Anessa Alvarez doesn’t feel alone in her fight with cancer.
And the 10-year old from Texas isn’t alone.
Anessa began her fight against Ewing’s Sarcoma, a bone cancer, after her diagnosis in late May. Fast-forward five months, she was an honored guest of Child & Family Services, Inc. of Lea County’s “Tribute in Pink” celebration Thursday night held at the Fletcher Center on East Snyder.
More than 100 people spanning all ages donned black and pink shirts, wore pink bandanas, lit pink and white candles, walked, danced and raised money to encourage Anessa who is the step-daughter of a head start employee, honor cancer survivors and remember someone taken after a battle with cancer. Food and door prizes rounded out the memorial and celebration that coincided with Breast Cancer Awareness Month.
“I feel like people are supporting me and I feel like I’m not the only one going through it,” Anessa said. “And that I have a bunch of people behind me. It’s not just me. It’s a whole lot of other people.”
Anessa’s mother, Selene Ramirez, of Cactus, Texas, called her daughter a warrior and a fighter.
“We’re just very thankful of all the support we’re getting,” she said.
Patricia Grovey, executive director for Child and Family Services, Inc., in Lea County that sponsors the Head Start program, said Tribute in Pink is a collaboration between her fitness company “Personal Best and Beyond” and Child and Family Services, Inc., which employs more than 90 women and a few men. Two employees, Debbie Owen and Graciela Sanchez, were also recognized as cancer survivors Thursday.
“We are not just concentrating on breast cancer — which breast cancer is very dear to us — because we’ve had several staff that are survivors of breast cancer, but also other forms of cancer,” Grovey said. “It is an opportunity for women and some men to collectively come together to bring forth positive energy, positive vibes and to increase awareness about the need for the cure. And it’s our opportunity to give back to the community.”
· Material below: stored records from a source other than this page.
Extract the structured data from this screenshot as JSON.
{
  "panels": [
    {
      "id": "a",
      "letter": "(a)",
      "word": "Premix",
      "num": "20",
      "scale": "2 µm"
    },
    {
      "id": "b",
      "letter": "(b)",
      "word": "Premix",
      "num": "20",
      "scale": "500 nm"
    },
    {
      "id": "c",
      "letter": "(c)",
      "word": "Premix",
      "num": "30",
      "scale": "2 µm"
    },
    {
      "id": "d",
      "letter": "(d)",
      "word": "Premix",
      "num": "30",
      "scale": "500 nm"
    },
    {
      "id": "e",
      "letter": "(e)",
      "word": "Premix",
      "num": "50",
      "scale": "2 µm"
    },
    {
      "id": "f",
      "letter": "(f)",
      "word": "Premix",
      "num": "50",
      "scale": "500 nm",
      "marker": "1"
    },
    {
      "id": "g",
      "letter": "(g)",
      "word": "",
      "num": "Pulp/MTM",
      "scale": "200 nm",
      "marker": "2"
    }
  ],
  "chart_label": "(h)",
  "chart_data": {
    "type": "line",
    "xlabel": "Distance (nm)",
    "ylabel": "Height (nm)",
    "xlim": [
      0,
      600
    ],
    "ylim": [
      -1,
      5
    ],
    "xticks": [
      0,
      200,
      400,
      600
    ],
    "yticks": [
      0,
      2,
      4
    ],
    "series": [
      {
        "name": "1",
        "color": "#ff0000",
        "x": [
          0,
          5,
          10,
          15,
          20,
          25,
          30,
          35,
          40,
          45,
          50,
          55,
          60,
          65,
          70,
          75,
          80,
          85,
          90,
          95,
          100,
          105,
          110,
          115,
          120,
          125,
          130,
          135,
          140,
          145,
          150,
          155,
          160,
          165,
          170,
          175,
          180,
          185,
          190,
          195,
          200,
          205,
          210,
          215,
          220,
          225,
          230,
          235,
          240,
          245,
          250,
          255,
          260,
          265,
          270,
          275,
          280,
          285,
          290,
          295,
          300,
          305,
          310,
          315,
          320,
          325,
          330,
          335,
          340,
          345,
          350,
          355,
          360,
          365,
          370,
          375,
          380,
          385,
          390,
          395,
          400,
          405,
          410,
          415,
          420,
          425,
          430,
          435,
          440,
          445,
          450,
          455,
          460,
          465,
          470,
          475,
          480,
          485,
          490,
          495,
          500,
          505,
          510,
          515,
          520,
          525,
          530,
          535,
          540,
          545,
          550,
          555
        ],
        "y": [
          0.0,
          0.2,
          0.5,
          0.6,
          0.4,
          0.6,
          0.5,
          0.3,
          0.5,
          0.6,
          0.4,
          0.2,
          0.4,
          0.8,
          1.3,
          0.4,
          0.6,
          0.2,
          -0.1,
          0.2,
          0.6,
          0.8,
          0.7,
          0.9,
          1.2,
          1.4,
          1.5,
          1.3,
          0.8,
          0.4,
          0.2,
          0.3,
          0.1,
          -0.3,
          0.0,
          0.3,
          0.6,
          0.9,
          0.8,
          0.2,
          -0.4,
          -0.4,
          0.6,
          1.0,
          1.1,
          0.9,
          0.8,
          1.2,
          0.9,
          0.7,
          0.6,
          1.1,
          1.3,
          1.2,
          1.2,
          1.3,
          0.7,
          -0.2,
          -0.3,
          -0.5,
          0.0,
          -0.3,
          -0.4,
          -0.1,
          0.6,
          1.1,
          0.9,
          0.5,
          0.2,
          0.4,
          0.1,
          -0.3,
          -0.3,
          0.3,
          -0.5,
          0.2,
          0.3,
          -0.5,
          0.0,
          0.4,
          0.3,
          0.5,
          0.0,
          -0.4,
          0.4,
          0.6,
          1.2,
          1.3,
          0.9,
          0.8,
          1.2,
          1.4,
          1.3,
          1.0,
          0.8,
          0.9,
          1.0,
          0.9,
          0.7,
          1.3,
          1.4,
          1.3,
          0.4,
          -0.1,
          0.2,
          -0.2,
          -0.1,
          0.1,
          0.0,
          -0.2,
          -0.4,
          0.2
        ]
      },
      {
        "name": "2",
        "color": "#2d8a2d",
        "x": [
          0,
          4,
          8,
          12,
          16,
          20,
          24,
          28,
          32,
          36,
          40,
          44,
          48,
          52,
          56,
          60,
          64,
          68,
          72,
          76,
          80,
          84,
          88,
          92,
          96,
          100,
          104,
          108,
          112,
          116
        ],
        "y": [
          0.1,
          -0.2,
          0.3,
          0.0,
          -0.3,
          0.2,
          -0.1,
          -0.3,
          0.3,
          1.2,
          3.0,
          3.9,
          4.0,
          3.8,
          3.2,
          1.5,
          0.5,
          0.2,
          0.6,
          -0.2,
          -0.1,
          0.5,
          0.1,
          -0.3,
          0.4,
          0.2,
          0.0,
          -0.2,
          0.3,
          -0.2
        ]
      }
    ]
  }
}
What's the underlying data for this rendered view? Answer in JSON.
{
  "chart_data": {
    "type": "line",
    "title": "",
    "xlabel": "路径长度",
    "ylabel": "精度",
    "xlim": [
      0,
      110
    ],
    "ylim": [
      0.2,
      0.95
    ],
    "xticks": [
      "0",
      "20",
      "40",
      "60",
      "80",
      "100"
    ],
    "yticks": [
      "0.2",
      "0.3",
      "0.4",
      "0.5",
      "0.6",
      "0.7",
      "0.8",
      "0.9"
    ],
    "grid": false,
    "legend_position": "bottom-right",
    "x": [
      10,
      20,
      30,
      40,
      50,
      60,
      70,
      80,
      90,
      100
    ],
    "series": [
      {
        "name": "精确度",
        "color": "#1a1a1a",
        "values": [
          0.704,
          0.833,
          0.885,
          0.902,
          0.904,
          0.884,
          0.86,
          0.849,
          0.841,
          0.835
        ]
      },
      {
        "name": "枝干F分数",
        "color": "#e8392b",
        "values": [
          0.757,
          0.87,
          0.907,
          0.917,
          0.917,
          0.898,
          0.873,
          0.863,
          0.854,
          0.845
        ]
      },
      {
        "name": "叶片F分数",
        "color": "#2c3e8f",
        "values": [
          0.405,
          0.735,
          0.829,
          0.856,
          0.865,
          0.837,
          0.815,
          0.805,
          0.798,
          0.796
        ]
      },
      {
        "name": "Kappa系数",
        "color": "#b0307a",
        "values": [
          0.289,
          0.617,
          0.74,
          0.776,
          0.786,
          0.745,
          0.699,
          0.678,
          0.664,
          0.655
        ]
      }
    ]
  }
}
Grovey said she selects a person in the community or close by who has been “touched by cancer” and fighting. She added Anessa will receive 100 percent of the door proceeds from the event. Grovey presented her with gifts, including one that quoted Proverbs 31:25. “She is clothed in strength and dignity and she laughs without fear of the future,” it read.
To kick off Tribute in Pink, Grovey and attendees remembered Olma Marquez, who passed away earlier this year from cancer, at an emotional ceremony following a cancer tribute walk. The crowd, many of whom wore pink signs in honor or in celebration of someone, walked together to Coffield Early Head Start where a garden was dedicated by her coworkers, family and friends. Many placed paper flowers with written names of people in the garden that bears Olma’s name. Staff members also painted lady bugs on lots of rocks that were carefully arranged in the shape of an awareness ribbon.
“This time last year, we were dancing on behalf of our beloved toddler two teacher, Olma Marquez,” Grovey said. “She unfortunately lost her fight. We were with her every step of the way as she battled and we wanted to memorialize her beautiful, beautiful spirit and her love. She was an outstanding teacher.”
Debbie, early headstart manager and center coordinator for Washington Heights, said she marks her 10-year survivor anniversary next year. She emphasized the need for information and the importance of exercise for people, especially cancer survivors.
“I’m just honored that we make it such a big deal because it is,” Debbie said. “There’s so many people that are affected, not only by breast cancer, but by other cancers. I did lose my husband with esophageal cancer as well. I’m glad that we’re not just honoring the breast cancer (awareness), but we’re doing it for all cancers.”
Graciela, a nurse, said the event means “everything” to her with tears in her eyes. Once something like cancer happens, Graciela explained “you just have a whole different perspective on life.”